C’est elle qui force, dans la chair, les idées à la noirceur ou à la flamboyance inégalées. La folie est le pousse-au-crime ou au chef-d’oeuvre.
On retrouve son odeur dans le placenta des génocides, on l’entend qui résonne dans les sanglots blèmes d’un fils ou dans l’aura brisée d’une veuve, on devine son ivresse perchée aux sommets étroits des pyramides, on la soupçonne, là encore, s’échappant du coeur des roses de l’ancienne Babylone.
C’est la radicalité qui réside au creux de ses mains lorsqu’elle se fait l’architecte des plus viles bassesses comme de la magnificence. Car s’il est admis qu’il faut être complètement fou pour commettre le pire, je crois qu’il faut être suffisamment fou pour imaginer le meilleur. Du degré de la folie résulte l’expérience : la mise en lumière complexe de l’ombre ou de l’extraordinaire, par les phares aveuglants d’une déviance certaine.
Je prenais la folie pour le sel ou l’épine du monde. La pique ou l’épice, le glaive court, ou le subtil ajout révélateur de la saveur cachée de l’impensable.

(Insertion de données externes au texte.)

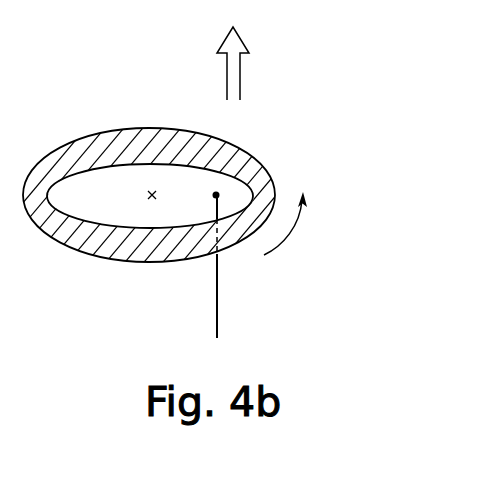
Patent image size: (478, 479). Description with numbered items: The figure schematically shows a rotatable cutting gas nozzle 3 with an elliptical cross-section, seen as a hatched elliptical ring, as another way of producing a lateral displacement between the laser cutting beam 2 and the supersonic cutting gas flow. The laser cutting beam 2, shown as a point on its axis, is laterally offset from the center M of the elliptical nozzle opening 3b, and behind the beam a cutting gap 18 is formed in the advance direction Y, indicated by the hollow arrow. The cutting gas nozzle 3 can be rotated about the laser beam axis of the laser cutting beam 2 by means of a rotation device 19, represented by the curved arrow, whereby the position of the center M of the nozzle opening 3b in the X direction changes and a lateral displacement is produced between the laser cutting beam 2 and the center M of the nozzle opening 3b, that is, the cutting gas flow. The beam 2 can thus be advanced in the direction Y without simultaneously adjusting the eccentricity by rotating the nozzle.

The cutting gas nozzle 3 is at (212, 147).
The elliptical nozzle opening 3b is at (102, 186).
The center of the nozzle opening M is at (152, 193).
The advance direction Y is at (229, 82).
The laser cutting beam 2 is at (219, 194).
The cutting gap 18 is at (219, 320).
The rotation device 19 is at (288, 235).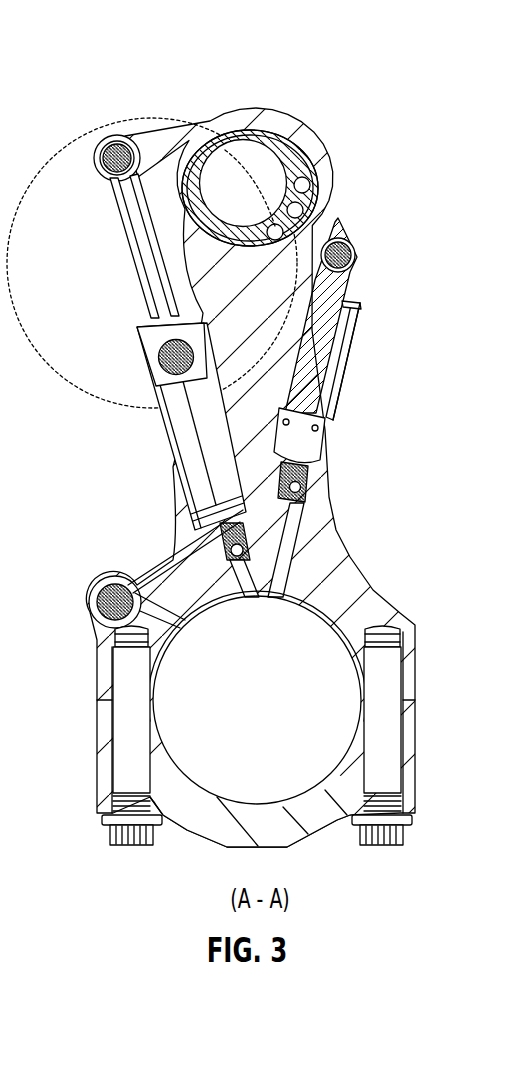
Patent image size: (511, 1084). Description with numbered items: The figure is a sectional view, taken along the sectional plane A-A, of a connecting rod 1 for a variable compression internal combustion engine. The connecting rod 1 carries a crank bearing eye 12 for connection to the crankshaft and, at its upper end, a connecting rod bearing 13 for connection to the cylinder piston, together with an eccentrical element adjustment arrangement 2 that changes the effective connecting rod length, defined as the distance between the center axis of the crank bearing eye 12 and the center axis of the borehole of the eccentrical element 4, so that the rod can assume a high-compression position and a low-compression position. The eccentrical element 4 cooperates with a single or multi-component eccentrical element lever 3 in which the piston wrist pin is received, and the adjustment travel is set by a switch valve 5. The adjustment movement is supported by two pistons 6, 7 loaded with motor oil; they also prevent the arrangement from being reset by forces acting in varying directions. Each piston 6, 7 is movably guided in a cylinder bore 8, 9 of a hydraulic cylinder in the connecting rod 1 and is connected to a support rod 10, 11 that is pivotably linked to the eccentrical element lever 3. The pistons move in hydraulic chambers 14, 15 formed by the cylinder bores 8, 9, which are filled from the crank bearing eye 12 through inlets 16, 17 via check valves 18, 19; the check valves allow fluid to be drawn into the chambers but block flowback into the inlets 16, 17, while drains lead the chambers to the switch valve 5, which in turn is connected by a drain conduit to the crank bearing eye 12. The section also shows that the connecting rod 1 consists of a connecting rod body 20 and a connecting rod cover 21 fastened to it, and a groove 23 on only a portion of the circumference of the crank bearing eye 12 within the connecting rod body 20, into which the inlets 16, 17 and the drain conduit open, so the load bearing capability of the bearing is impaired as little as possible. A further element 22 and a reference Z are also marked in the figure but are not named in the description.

The connecting rod 1 is at (458, 104).
The eccentrical element adjustment arrangement 2 is at (392, 135).
The eccentrical element lever 3 is at (157, 152).
The eccentrical element 4 is at (290, 122).
The switch valve 5 is at (88, 593).
The piston 6 is at (157, 353).
The piston 7 is at (312, 425).
The cylinder bore 8 is at (205, 478).
The cylinder bore 9 is at (355, 354).
The support rod 10 is at (147, 253).
The support rod 11 is at (336, 372).
The crank bearing eye 12 is at (307, 793).
The connecting rod bearing 13 is at (265, 158).
The hydraulic chamber 14 is at (177, 442).
The hydraulic chamber 15 is at (322, 472).
The inlet 16 is at (237, 596).
The inlet 17 is at (282, 551).
The check valve 18 is at (217, 535).
The check valve 19 is at (310, 495).
The connecting rod body 20 is at (383, 593).
The connecting rod cover 21 is at (405, 743).
The bolt 22 is at (112, 643).
The groove 23 is at (320, 620).
The pivot axis Z is at (72, 99).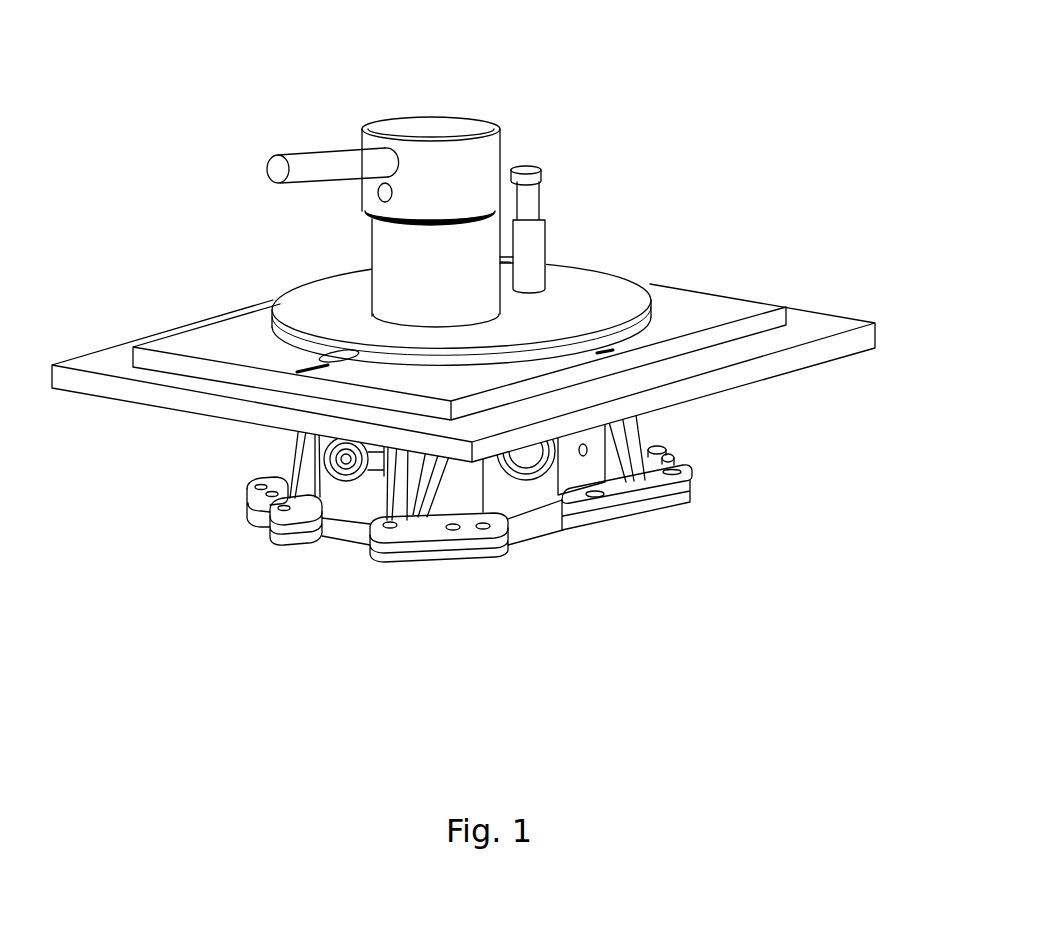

Je crois que, d’une certaine manière, ce sont les fous qui font l’Histoire. Eux seuls transcendent le rythme des Hommes en arrachant l'ignominie aux obscurités des Enfers, et l'exceptionnel aux perles des Cieux. Ainsi assis à mi-chemin sur la branche des Possibles, ils y dévorent le fruit de leur folie, laissant le suc gélatiné d’une parure amère ou grandiose, s’écouler en filaments de conséquences putrides ou de majestés. Et jusqu’à ce que la délectation cède place à l’épuisement, ils porteront leurs doigts humides de défiance, à leur bouche incapable d’expliquer.
Car l’euphorie suture les lèvres de celui qui, entre deux bouffées délirantes, tenterait de se justifier. Les raisons des fous ne sont pas de ce monde : elles suppurent des profondeurs de l'âme, vaillamment ornées de la calantique du mystère et de l’éventail du trouble.
Au fond, qu’on l’adule ou qu’on l’enferme, la folie reste et restera la maîtresse capricieuse ou la prisonnière rebelle des hommes ordinaires. Elle qui, apparaissant dans le relief des esclandres, se dévêt, puis s’expose, sans jamais se laisser comprendre.
Ceux qui prétendent avoir capturé l’essence de son souffle tragédien, ne relatent en vérité que le récit légendaire d’une tentative avortée. Car la folie a la nudité des impénétrables: elle ensorcelle, attire, entoure, contraint, étouffe, sans jamais laisser la moindre connivence mutiler l’hymen opaque de ses secrets.
La mort, sans doute, lui envie-t-elle cette carnation virginale, cette possession du vivant à la frontière de l’être et du néant, ne donnant qu’assez d'elle-même pour étourdir, tout en maintenant l’équilibre vif, au fil de l’illusion. Nul ne pourra se targuer de l’avoir connue toute entière. L’homme, sous son emprise, s’endort sur son sein interdit.
Je m’étais surpris à l’aimer comme on aime déraisonnablement la mauvaise personne. J’en venais à naïvement chérir l’abandon de ma conscience à l’âpreté de ses bras, et à m'enrouler dans les draps de ses mensonges, afin que leur chaleur me retienne. Car, je savais profondément, et dès ce moment-là, que m’extirper de ma folie n’aurait pas été revenir à moi-même, mais mourir.
Quelqu'un m’avait dit un jour, qu’au compte des morts sont les fous qu’elle n’a pas jalousement gardés auprès d’elle. Qu’il n’existe pas d’ancien fou. Que ceux qui recouvrent même momentanément la raison, s’accablent irrémédiablement des maux qui précipitent les âmes déboussolées dans les entrailles du monde.
Je m’étais alors assis sur le rebord du monde pour y contempler mon corps agir avec une sorte d’allégresse morbide, dont l'exérèse définitive me conduirait inévitablement à une mort prématurée. C'était donc cela, j’avais rejoint la patrie de ceux qui, à moitié morts ou vivant à peine, déambulent au cœur des légendes noires et hantent les images décolorées des contes d'antan.
Mais nous étions, en vérité, bien plus que de simples créatures de folklores populaires: nous étions l’équipage des fous suspendus au monde, qui inhabiles et mortifères, souillent de leurs ombres la réalité du temps.